@[562114:Budokai001]
Yes you are correct.
11985 is what u must be getting.
Can u pls elaborate on the concept.
TIA
@mayankdangi said:@Budokai001Yes you are correct.11985 is what u must be getting.Can u pls elaborate on the concept.TIA
Buddy ,there are 18 non collinear points and 7 collinear points
First i find all possible quadrilaterals that is 25C4
But there are 7 collinear points
How can 4 points on a same line form a quadrilateral ?
Also How can 3 points on a same line form a quadrilateral? It is a triangle .

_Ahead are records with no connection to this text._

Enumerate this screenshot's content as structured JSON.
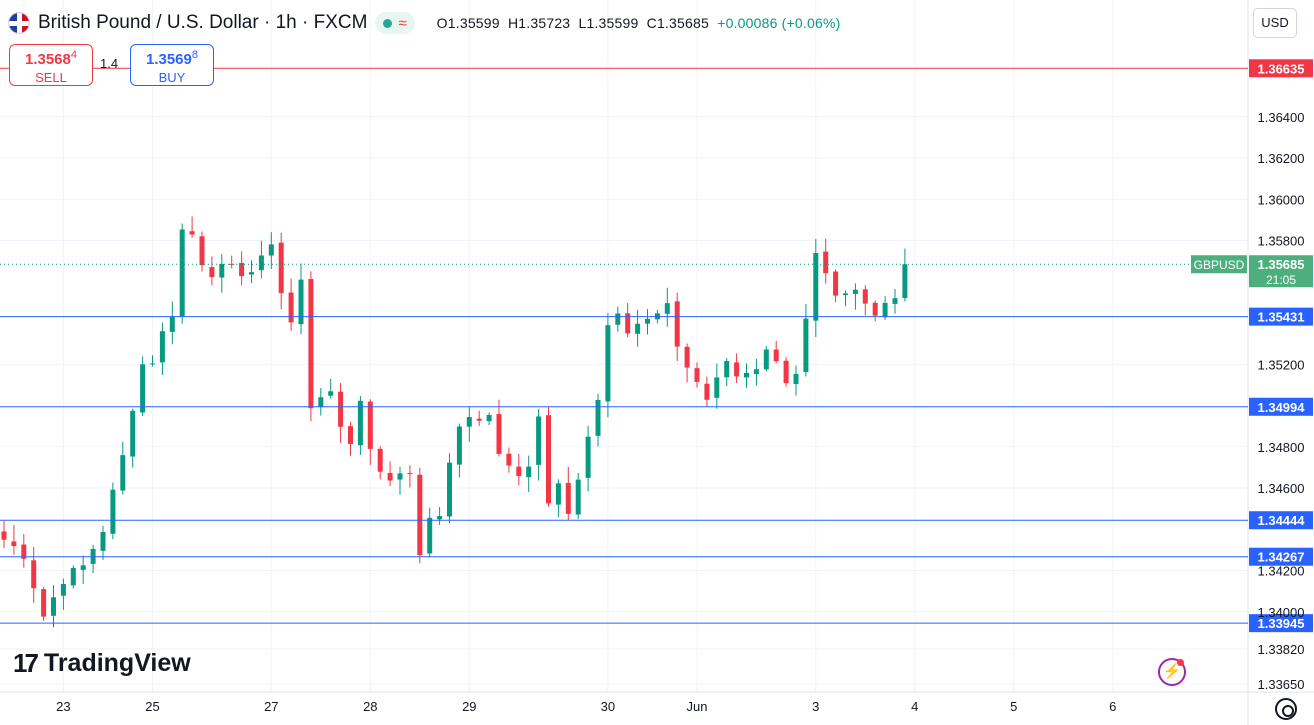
{
  "header": {
    "symbol_title": "British Pound / U.S. Dollar · 1h · FXCM",
    "ohlc": {
      "o": "O1.35599",
      "h": "H1.35723",
      "l": "L1.35599",
      "c": "C1.35685",
      "change": "+0.00086 (+0.06%)"
    },
    "status_icon": "market-open-dot",
    "wave_icon": "≈"
  },
  "trade": {
    "sell_price_main": "1.3568",
    "sell_price_sup": "4",
    "sell_label": "SELL",
    "spread": "1.4",
    "buy_price_main": "1.3569",
    "buy_price_sup": "8",
    "buy_label": "BUY"
  },
  "currency_button": "USD",
  "logo_text": "TradingView",
  "colors": {
    "up": "#089981",
    "down": "#f23645",
    "support_line": "#2962ff",
    "resistance_line": "#f23645",
    "grid": "#f0f3fa"
  },
  "chart_data": {
    "type": "candlestick",
    "symbol": "GBPUSD",
    "interval": "1h",
    "y_axis": {
      "ticks": [
        "1.36400",
        "1.36200",
        "1.36000",
        "1.35800",
        "1.35200",
        "1.34800",
        "1.34600",
        "1.34200",
        "1.34000",
        "1.33820",
        "1.33650"
      ],
      "tick_values": [
        1.364,
        1.362,
        1.36,
        1.358,
        1.352,
        1.348,
        1.346,
        1.342,
        1.34,
        1.3382,
        1.3365
      ],
      "range": [
        1.3365,
        1.3684
      ]
    },
    "x_axis": {
      "labels": [
        "23",
        "25",
        "27",
        "28",
        "29",
        "30",
        "Jun",
        "3",
        "4",
        "5",
        "6"
      ],
      "label_bars": [
        6,
        15,
        27,
        37,
        47,
        61,
        70,
        82,
        92,
        102,
        112
      ]
    },
    "current_price": {
      "label": "GBPUSD",
      "price": "1.35685",
      "countdown": "21:05",
      "value": 1.35685
    },
    "horizontal_levels": [
      {
        "price": "1.36635",
        "value": 1.36635,
        "kind": "resistance"
      },
      {
        "price": "1.35431",
        "value": 1.35431,
        "kind": "support"
      },
      {
        "price": "1.34994",
        "value": 1.34994,
        "kind": "support"
      },
      {
        "price": "1.34444",
        "value": 1.34444,
        "kind": "support"
      },
      {
        "price": "1.34267",
        "value": 1.34267,
        "kind": "support"
      },
      {
        "price": "1.33945",
        "value": 1.33945,
        "kind": "support"
      }
    ],
    "close_path": [
      [
        0,
        1.3435
      ],
      [
        2,
        1.3428
      ],
      [
        4,
        1.3398
      ],
      [
        6,
        1.3416
      ],
      [
        8,
        1.3422
      ],
      [
        10,
        1.344
      ],
      [
        12,
        1.3475
      ],
      [
        13,
        1.35
      ],
      [
        14,
        1.352
      ],
      [
        15,
        1.3522
      ],
      [
        16,
        1.3535
      ],
      [
        17,
        1.3545
      ],
      [
        18,
        1.3585
      ],
      [
        19,
        1.3583
      ],
      [
        20,
        1.357
      ],
      [
        21,
        1.3565
      ],
      [
        22,
        1.3566
      ],
      [
        24,
        1.3565
      ],
      [
        25,
        1.3565
      ],
      [
        26,
        1.357
      ],
      [
        27,
        1.358
      ],
      [
        28,
        1.3555
      ],
      [
        29,
        1.354
      ],
      [
        30,
        1.356
      ],
      [
        31,
        1.35
      ],
      [
        32,
        1.3506
      ],
      [
        33,
        1.3504
      ],
      [
        34,
        1.349
      ],
      [
        35,
        1.3483
      ],
      [
        36,
        1.3502
      ],
      [
        37,
        1.348
      ],
      [
        38,
        1.347
      ],
      [
        39,
        1.3462
      ],
      [
        40,
        1.3468
      ],
      [
        41,
        1.3468
      ],
      [
        42,
        1.343
      ],
      [
        43,
        1.3443
      ],
      [
        44,
        1.3448
      ],
      [
        45,
        1.347
      ],
      [
        46,
        1.349
      ],
      [
        47,
        1.3496
      ],
      [
        48,
        1.3492
      ],
      [
        49,
        1.3496
      ],
      [
        50,
        1.3475
      ],
      [
        51,
        1.347
      ],
      [
        52,
        1.3468
      ],
      [
        53,
        1.3472
      ],
      [
        54,
        1.3495
      ],
      [
        55,
        1.3455
      ],
      [
        56,
        1.3465
      ],
      [
        57,
        1.3448
      ],
      [
        58,
        1.3463
      ],
      [
        59,
        1.3484
      ],
      [
        60,
        1.35
      ],
      [
        61,
        1.354
      ],
      [
        62,
        1.3545
      ],
      [
        63,
        1.3535
      ],
      [
        64,
        1.354
      ],
      [
        65,
        1.354
      ],
      [
        66,
        1.3545
      ],
      [
        67,
        1.355
      ],
      [
        68,
        1.353
      ],
      [
        69,
        1.352
      ],
      [
        70,
        1.351
      ],
      [
        71,
        1.3505
      ],
      [
        72,
        1.3515
      ],
      [
        73,
        1.352
      ],
      [
        74,
        1.3512
      ],
      [
        75,
        1.3513
      ],
      [
        76,
        1.3515
      ],
      [
        77,
        1.3525
      ],
      [
        78,
        1.352
      ],
      [
        79,
        1.351
      ],
      [
        80,
        1.3515
      ],
      [
        81,
        1.3545
      ],
      [
        82,
        1.3575
      ],
      [
        83,
        1.3565
      ],
      [
        84,
        1.3555
      ],
      [
        85,
        1.3555
      ],
      [
        86,
        1.3555
      ],
      [
        87,
        1.3548
      ],
      [
        88,
        1.3545
      ],
      [
        89,
        1.3547
      ],
      [
        90,
        1.3555
      ],
      [
        91,
        1.3568
      ]
    ],
    "grid": true
  }
}
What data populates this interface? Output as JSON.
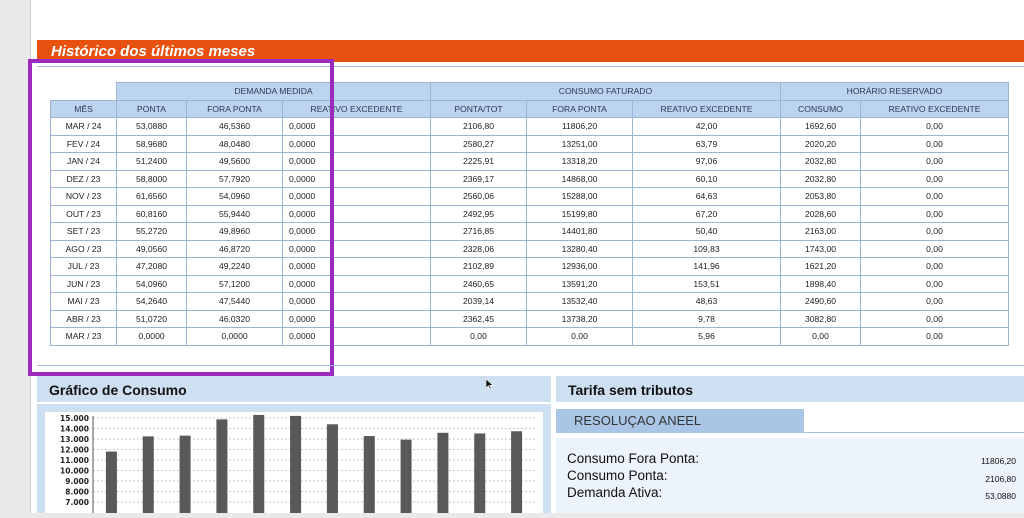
{
  "history": {
    "title": "Histórico dos últimos meses",
    "group_headers": [
      "DEMANDA MEDIDA",
      "CONSUMO FATURADO",
      "HORÁRIO RESERVADO"
    ],
    "columns": [
      "MÊS",
      "PONTA",
      "FORA PONTA",
      "REATIVO EXCEDENTE",
      "PONTA/TOT",
      "FORA PONTA",
      "REATIVO EXCEDENTE",
      "CONSUMO",
      "REATIVO EXCEDENTE"
    ],
    "rows": [
      [
        "MAR / 24",
        "53,0880",
        "46,5360",
        "0,0000",
        "2106,80",
        "11806,20",
        "42,00",
        "1692,60",
        "0,00"
      ],
      [
        "FEV / 24",
        "58,9680",
        "48,0480",
        "0,0000",
        "2580,27",
        "13251,00",
        "63,79",
        "2020,20",
        "0,00"
      ],
      [
        "JAN / 24",
        "51,2400",
        "49,5600",
        "0,0000",
        "2225,91",
        "13318,20",
        "97,06",
        "2032,80",
        "0,00"
      ],
      [
        "DEZ / 23",
        "58,8000",
        "57,7920",
        "0,0000",
        "2369,17",
        "14868,00",
        "60,10",
        "2032,80",
        "0,00"
      ],
      [
        "NOV / 23",
        "61,6560",
        "54,0960",
        "0,0000",
        "2560,06",
        "15288,00",
        "64,63",
        "2053,80",
        "0,00"
      ],
      [
        "OUT / 23",
        "60,8160",
        "55,9440",
        "0,0000",
        "2492,95",
        "15199,80",
        "67,20",
        "2028,60",
        "0,00"
      ],
      [
        "SET / 23",
        "55,2720",
        "49,8960",
        "0,0000",
        "2716,85",
        "14401,80",
        "50,40",
        "2163,00",
        "0,00"
      ],
      [
        "AGO / 23",
        "49,0560",
        "46,8720",
        "0,0000",
        "2328,06",
        "13280,40",
        "109,83",
        "1743,00",
        "0,00"
      ],
      [
        "JUL / 23",
        "47,2080",
        "49,2240",
        "0,0000",
        "2102,89",
        "12936,00",
        "141,96",
        "1621,20",
        "0,00"
      ],
      [
        "JUN / 23",
        "54,0960",
        "57,1200",
        "0,0000",
        "2460,65",
        "13591,20",
        "153,51",
        "1898,40",
        "0,00"
      ],
      [
        "MAI / 23",
        "54,2640",
        "47,5440",
        "0,0000",
        "2039,14",
        "13532,40",
        "48,63",
        "2490,60",
        "0,00"
      ],
      [
        "ABR / 23",
        "51,0720",
        "46,0320",
        "0,0000",
        "2362,45",
        "13738,20",
        "9,78",
        "3082,80",
        "0,00"
      ],
      [
        "MAR / 23",
        "0,0000",
        "0,0000",
        "0,0000",
        "0,00",
        "0,00",
        "5,96",
        "0,00",
        "0,00"
      ]
    ]
  },
  "consumption_chart": {
    "title": "Gráfico de Consumo",
    "chart_data": {
      "type": "bar",
      "series": [
        {
          "values": [
            11806.2,
            13251.0,
            13318.2,
            14868.0,
            15288.0,
            15199.8,
            14401.8,
            13280.4,
            12936.0,
            13591.2,
            13532.4,
            13738.2
          ]
        }
      ],
      "y_ticks": [
        "15.000",
        "14.000",
        "13.000",
        "12.000",
        "11.000",
        "10.000",
        "9.000",
        "8.000",
        "7.000"
      ],
      "ylim": [
        7000,
        15000
      ],
      "grid": true,
      "bar_color": "#595959"
    }
  },
  "tarifa": {
    "title": "Tarifa sem tributos",
    "resolution_label": "RESOLUÇAO ANEEL",
    "items": [
      {
        "label": "Consumo Fora Ponta:",
        "value": "11806,20"
      },
      {
        "label": "Consumo Ponta:",
        "value": "2106,80"
      },
      {
        "label": "Demanda Ativa:",
        "value": "53,0880"
      }
    ]
  },
  "colors": {
    "banner": "#e8500f",
    "header_fill": "#bcd4ee",
    "highlight": "#9b2bbd"
  }
}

So we must subtract these 2 cases
case 1:4 points on a same line =7C4
case 2 : 3 points on a same line& other point on a non collinear point
7C3*18C1
so subtract these two cases to get the answer
@[562114:Budokai001]
Thanks, didnt think of case 2.
@ayushbhalotia said: Hi Puys!!Can some1 pls. help with the solution for the below mentioned questions:-Q1) Find the sum of all possible whole number divisors of 720?A) 2012 B) 2624 C) 2210 D) 2418 E)2520Q2) Find the sum of the series:- 1/1*5 + 1/5*9 + 1/9*13 +......... +1/221*225 A) 28/221 B)56/221 C)56/225 D) None of theseQ3) What is the remainder when (1!)^3 + (2!)^3 + (3!)^3 .... + (1152!)^3 is divided by 1152? A) 125 B)225 C)325 D)205thanks in advance !!! Regards, Ayush
@[361226:ayushbhalotia]
2.) C. 56/225 (multiply by 4 and divide by 4 .. all terms except first and last will cancel out)
3.) B. 225 (4! ^3 is divisible by 1152 so take all terms less than that)
1.) solving.............
@ayushbhalotia said: Hi Puys!!Can some1 pls. help with the solution for the below mentioned questions:-Q1) Find the sum of all possible whole number divisors of 720?A) 2012 B) 2624 C) 2210 D) 2418 E)2520Q2) Find the sum of the series:- 1/1*5 + 1/5*9 + 1/9*13 +......... +1/221*225 A) 28/221 B)56/221 C)56/225 D) None of theseQ3) What is the remainder when (1!)^3 + (2!)^3 + (3!)^3 .... + (1152!)^3 is divided by 1152? A) 125 B)225 C)325 D)205thanks in advance !!! Regards, Ayush
for 1. ) D 2418 ??
@[361226:ayushbhalotia]
@ @[475306:pulkitgurditta]- - for Q1) even i had got 2418 but the ans is B)2624.
For Q2 how did u get the logic that it has to be dividedand multiplied by 4??? is it because the diff between the numbers is 4?? pls reply..
@ayushbhalotia said: @ @pulkitgurditta- - for Q1) even i had got 2418 but the ans is B)2624.For Q2 how did u get the logic that it has to be dividedand multiplied by 4??? is it because the diff between the numbers is 4?? pls reply..
@[361226:ayushbhalotia] dude.. pehle kahin pe dekha tha maine ye...to solve kar diya
@[75523:abhijit111] Can anyone solve this question for me??
The number of circles that can be drawn out of 10 points of which 7 are colliner??
@[591492:Rithu] (7C1*3C2) + (7C2*3C1) + 1 = 85
right?
@[402270:krishna581] Answer is right!! but why should i have 3 points in order to construct a circle?? why cant i do it with two??
@[402270:krishna581] Can you explain it for me?? 
@[591492:Rithu] Theoretically infinite number of circles can be drawn that pass through two points. But if we take three non-collinear points, only one cirlce can be drawn. Hope you got it!
@[402270:krishna581] Got it...!! Given three points, it is always possible to draw a circle that passes through all three(this is d explanation rite ?? 
) So another way is 10C3-7C3=85 
@[591492:Rithu] Three points should be non-colilnear dude! otherwise not.
@[402270:krishna581] Dat's Obvious 
@[591492:Rithu] any other questions??
@[402270:krishna581] In how many ways a cricketer can score 200 runs with fours and sixes only?
@[402270:krishna581] Please do explain..
@[591492:Rithu] 17 ways?
@[402270:krishna581] Yup!! But howwwwwwwwww????????